Alexandre Tharaud played works by Scarlatti, Ravel, Chopin and Lizst in a recital at La Maison Française. (Marco Borggreve)

Where some pianists thrill with fanfaronade, Alexandre Tharaud teases out the piano’s delicate side, weaving threads of sound into exquisite lace patterns. The French pianist returned to La Maison Française on Friday night, in the intimate auditorium where he gave his last solo recital here in 2008.

Tharaud’s program opened with five of the 18 sonatas on his superlative Domenico Scarlatti recording, released last year. The Scarlatti sonatas often show up on recitals as flashy encores, but Tharaud reads them more like expressive tableaux, landscapes traced with a few strokes of ink. He has written that he chose from more than 500 such sonatas by Scarlatti by “allowing myself to be guided by my fingers.” The zippier sonatas certainly sat easily under his agile hands, but it was the reclusive melancholy of K. 481 that stood out for its exquisitely shaded shyness.

The piece paired with Scarlatti was supposed to be Tharaud’s arrangement of the Adagietto from Mahler’s Symphony No. 5, but it was sadly replaced by three movements from Ravel’s “Miroirs.” Sad only in the sense of being deprived of something new: Tharaud wrung every scintilla of color and light from Ravel’s descriptive music, like the bluesy chirrups and tweedles of the “Sad Birds” and the shimmering main rolling under the “Boat on the Ocean.”

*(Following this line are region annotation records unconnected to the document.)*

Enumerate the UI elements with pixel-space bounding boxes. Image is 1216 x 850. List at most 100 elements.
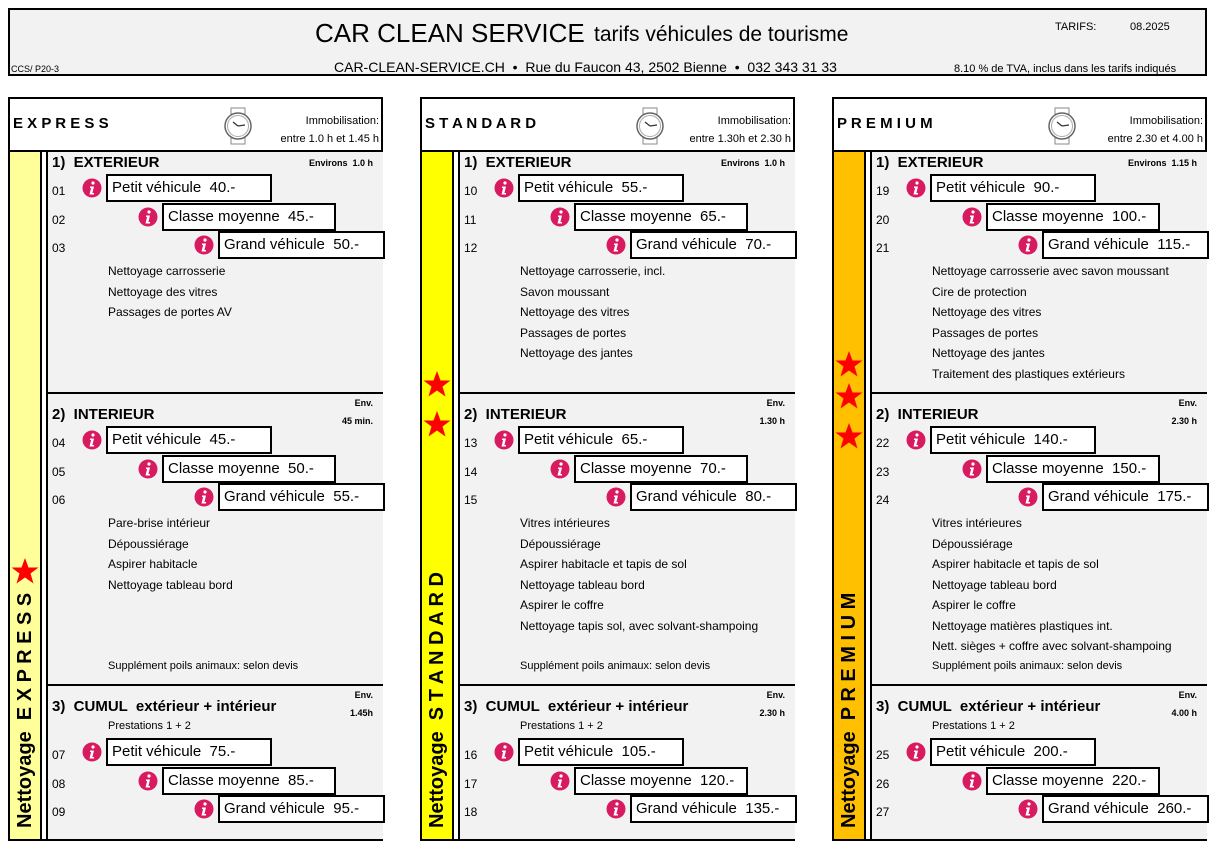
item-number: 23 [876, 464, 890, 479]
info-icon[interactable] [194, 235, 214, 260]
feature-item: Passages de portes [932, 325, 1039, 340]
contact-line: CAR-CLEAN-SERVICE.CH • Rue du Faucon 43,… [334, 59, 837, 75]
price-option[interactable]: Grand véhicule 260.- [1042, 795, 1209, 823]
tier-name: P R E M I U M [837, 115, 933, 132]
panel-header: S T A N D A R D Immobilisation: entre 1.… [422, 99, 793, 152]
info-icon[interactable] [906, 430, 926, 455]
price-option[interactable]: Classe moyenne 70.- [574, 454, 748, 483]
section-3: 3) CUMUL extérieur + intérieur Env. 2.30… [460, 686, 797, 844]
info-icon[interactable] [494, 430, 514, 455]
tarifs-date: 08.2025 [1130, 21, 1170, 33]
info-icon[interactable] [1018, 235, 1038, 260]
info-icon[interactable] [82, 742, 102, 767]
section-3: 3) CUMUL extérieur + intérieur Env. 1.45… [48, 686, 385, 844]
duration-label: Env. [1178, 690, 1197, 700]
price-option[interactable]: Classe moyenne 150.- [986, 454, 1160, 483]
item-number: 03 [52, 241, 66, 255]
price-option[interactable]: Grand véhicule 80.- [630, 483, 797, 511]
info-icon[interactable] [194, 487, 214, 512]
info-icon[interactable] [138, 771, 158, 796]
duration-label: Env. [354, 398, 373, 408]
item-number: 19 [876, 184, 890, 198]
feature-item: Nettoyage tapis sol, avec solvant-shampo… [520, 618, 759, 633]
info-icon[interactable] [138, 207, 158, 232]
info-icon[interactable] [82, 430, 102, 455]
price-option[interactable]: Classe moyenne 50.- [162, 454, 336, 483]
info-icon[interactable] [906, 178, 926, 203]
info-icon[interactable] [606, 235, 626, 260]
price-option[interactable]: Grand véhicule 95.- [218, 795, 385, 823]
info-icon[interactable] [1018, 487, 1038, 512]
info-icon[interactable] [1018, 799, 1038, 824]
price-option[interactable]: Classe moyenne 45.- [162, 202, 336, 231]
price-option[interactable]: Petit véhicule 105.- [518, 738, 684, 766]
page-header: CAR CLEAN SERVICE tarifs véhicules de to… [8, 8, 1207, 76]
price-option[interactable]: Grand véhicule 55.- [218, 483, 385, 511]
price-option[interactable]: Petit véhicule 45.- [106, 426, 272, 454]
document-ref: CCS/ P20-3 [11, 64, 60, 74]
feature-item: Nettoyage des vitres [932, 305, 1042, 319]
feature-item: Vitres intérieures [932, 516, 1022, 530]
info-icon[interactable] [82, 178, 102, 203]
item-number: 24 [876, 493, 890, 507]
info-icon[interactable] [138, 459, 158, 484]
price-option[interactable]: Classe moyenne 220.- [986, 766, 1160, 795]
price-option[interactable]: Grand véhicule 50.- [218, 231, 385, 259]
feature-item: Nettoyage tableau bord [932, 577, 1057, 592]
info-icon[interactable] [606, 487, 626, 512]
price-option[interactable]: Classe moyenne 65.- [574, 202, 748, 231]
section-title: 2) INTERIEUR [464, 406, 567, 423]
item-number: 14 [464, 464, 478, 479]
info-icon[interactable] [494, 178, 514, 203]
tier-strip: Nettoyage P R E M I U M [834, 152, 866, 839]
panel-0: E X P R E S S Immobilisation: entre 1.0 … [8, 97, 385, 841]
price-option[interactable]: Grand véhicule 135.- [630, 795, 797, 823]
section-title: 1) EXTERIEUR [464, 154, 572, 171]
section-1: 1) EXTERIEUR Environs 1.0 h 10 Petit véhi… [460, 152, 797, 394]
duration-value: 4.00 h [1171, 708, 1197, 718]
duration-label: Env. [1178, 398, 1197, 408]
watch-icon [630, 107, 670, 150]
price-option[interactable]: Petit véhicule 140.- [930, 426, 1096, 454]
section-note: Supplément poils animaux: selon devis [520, 660, 711, 672]
info-icon[interactable] [906, 742, 926, 767]
duration-value: Environs 1.0 h [720, 158, 785, 168]
price-option[interactable]: Grand véhicule 115.- [1042, 231, 1209, 259]
section-subtitle: Prestations 1 + 2 [520, 720, 603, 732]
feature-item: Savon moussant [520, 284, 610, 299]
star-icon [834, 350, 864, 383]
info-icon[interactable] [606, 799, 626, 824]
info-icon[interactable] [194, 799, 214, 824]
info-icon[interactable] [962, 207, 982, 232]
item-number: 15 [464, 493, 478, 507]
feature-item: Aspirer le coffre [932, 598, 1016, 612]
feature-item: Dépoussiérage [932, 536, 1013, 551]
price-option[interactable]: Classe moyenne 100.- [986, 202, 1160, 231]
item-number: 02 [52, 212, 66, 227]
feature-item: Nettoyage des vitres [520, 305, 630, 319]
info-icon[interactable] [550, 207, 570, 232]
price-option[interactable]: Petit véhicule 75.- [106, 738, 272, 766]
info-icon[interactable] [962, 771, 982, 796]
star-icon [422, 410, 452, 443]
price-option[interactable]: Grand véhicule 175.- [1042, 483, 1209, 511]
price-option[interactable]: Petit véhicule 90.- [930, 174, 1096, 202]
price-option[interactable]: Classe moyenne 85.- [162, 766, 336, 795]
info-icon[interactable] [494, 742, 514, 767]
info-icon[interactable] [550, 459, 570, 484]
panel-content: 1) EXTERIEUR Environs 1.0 h 01 Petit véhi… [46, 152, 385, 839]
feature-item: Dépoussiérage [108, 536, 189, 551]
price-option[interactable]: Petit véhicule 40.- [106, 174, 272, 202]
price-option[interactable]: Classe moyenne 120.- [574, 766, 748, 795]
price-option[interactable]: Grand véhicule 70.- [630, 231, 797, 259]
info-icon[interactable] [550, 771, 570, 796]
section-title: 1) EXTERIEUR [52, 154, 160, 171]
section-title: 2) INTERIEUR [52, 406, 155, 423]
section-title: 3) CUMUL extérieur + intérieur [52, 698, 277, 715]
price-option[interactable]: Petit véhicule 200.- [930, 738, 1096, 766]
section-3: 3) CUMUL extérieur + intérieur Env. 4.00… [872, 686, 1209, 844]
price-option[interactable]: Petit véhicule 55.- [518, 174, 684, 202]
price-option[interactable]: Petit véhicule 65.- [518, 426, 684, 454]
item-number: 26 [876, 776, 890, 791]
info-icon[interactable] [962, 459, 982, 484]
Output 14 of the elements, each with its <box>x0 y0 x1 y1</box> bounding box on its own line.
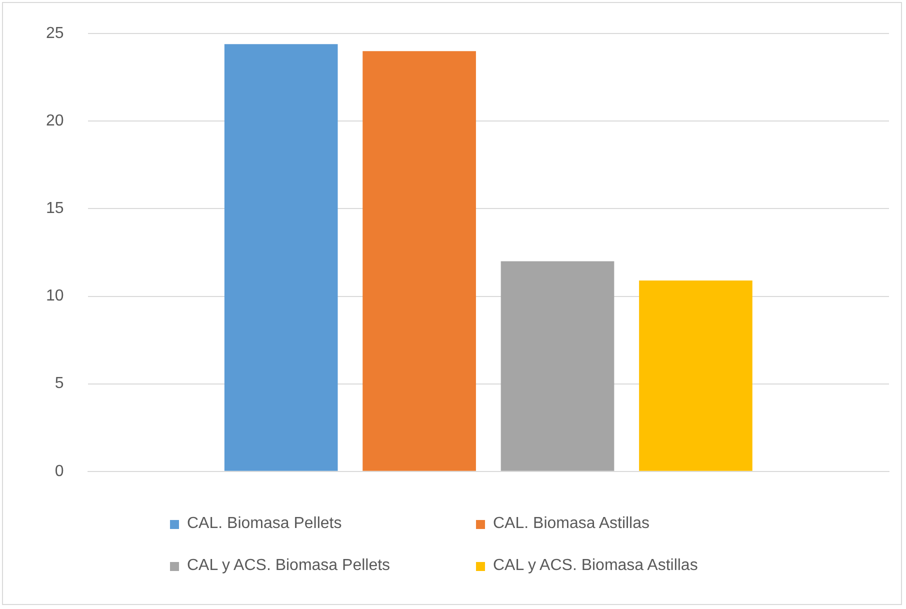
y-tick-label: 25 <box>46 25 64 42</box>
legend-label: CAL y ACS. Biomasa Pellets <box>187 557 390 575</box>
bar <box>224 44 338 471</box>
y-tick-label: 20 <box>46 112 64 130</box>
bar <box>362 51 476 471</box>
y-tick-label: 5 <box>54 375 64 392</box>
y-tick-label: 0 <box>54 462 64 480</box>
legend-label: CAL. Biomasa Astillas <box>493 515 650 533</box>
y-tick-label: 15 <box>46 200 64 218</box>
legend-label: CAL y ACS. Biomasa Astillas <box>493 557 698 575</box>
y-tick-label: 10 <box>46 288 64 305</box>
bar <box>500 261 614 471</box>
legend-label: CAL. Biomasa Pellets <box>187 515 342 533</box>
bar <box>639 280 752 471</box>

Crushing fortissimo power is the only weapon missing from Tharaud’s arsenal, making for some disappointing climaxes in the bigger pieces on the second half. His way with the slow, dreamy sections of Chopin’s Sonata No. 2 was the highlight, along with a berserk rendition of the enigmatic final movement, played without much sustaining pedal. Liszt’s “Funerailles” made similar impressions, mostly because of its poetic slow section. After a first encore, Bach’s arrangement of the slow movement from a concerto by Alessandro Marcello, Tharaud gave a taste of his debonair new cabaret CD, with a transcription of Gershwin’s “The Man I Love.”

Charles T. Downey is a freelance writer.